For more information on how to institute a family dinner hour go to www.idontcook.net or www.idontcook.com Do not use the apostrophe in “dont”
[1] Mary Matthews, “Table Talk: Strengthening Families at Mealtime,” pamphlet, March 2000, 2.
[2] Michael R. And Mary Dan Eades, The Protein Power LifePlan (New York: Warner Books, 2000), 370.
[3] Gordon B. Hinckley, Ensign, Aug. 1997, 5.
[4] “The Family in America,” The Rockford Institute Center, 3, quoted in Ardeth G. Kapp, My Neighbor, My Sister, My Friend (Salt Lake City: Deseret Book, 1990), 105.
[5] “On Monday, Invite the Whole Family to Dinner,” Salt Lake Tribune, Sept. 19, 2001.
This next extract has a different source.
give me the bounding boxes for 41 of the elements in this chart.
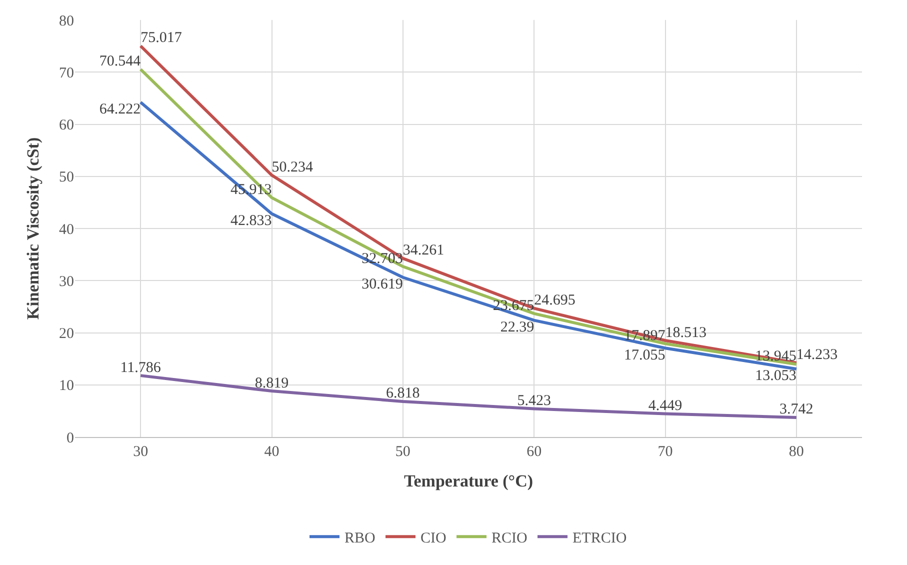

[6] Janette C. Hales (Beckham), Young Women President’s Message, April 1993 Open House, 6.
[7] Liz Doxey, letter to Janet Peterson, June 2000.
[8] Shauna Frandsen, letter to Janet Peterson, Jan. 15, 2000.
[9] 9. Ensign, Nov. 1995, 102; emphasis added.
[10] Ensign, Nov. 1995, 102; emphasis added.
[11] Cheryl Mendelson, Home Comforts: The Art and Science of Keeping House (New York: Scribner, 1999), 37-38.
[12] Bruce C. Hafen, BYU Women’s Conference message, May 2001.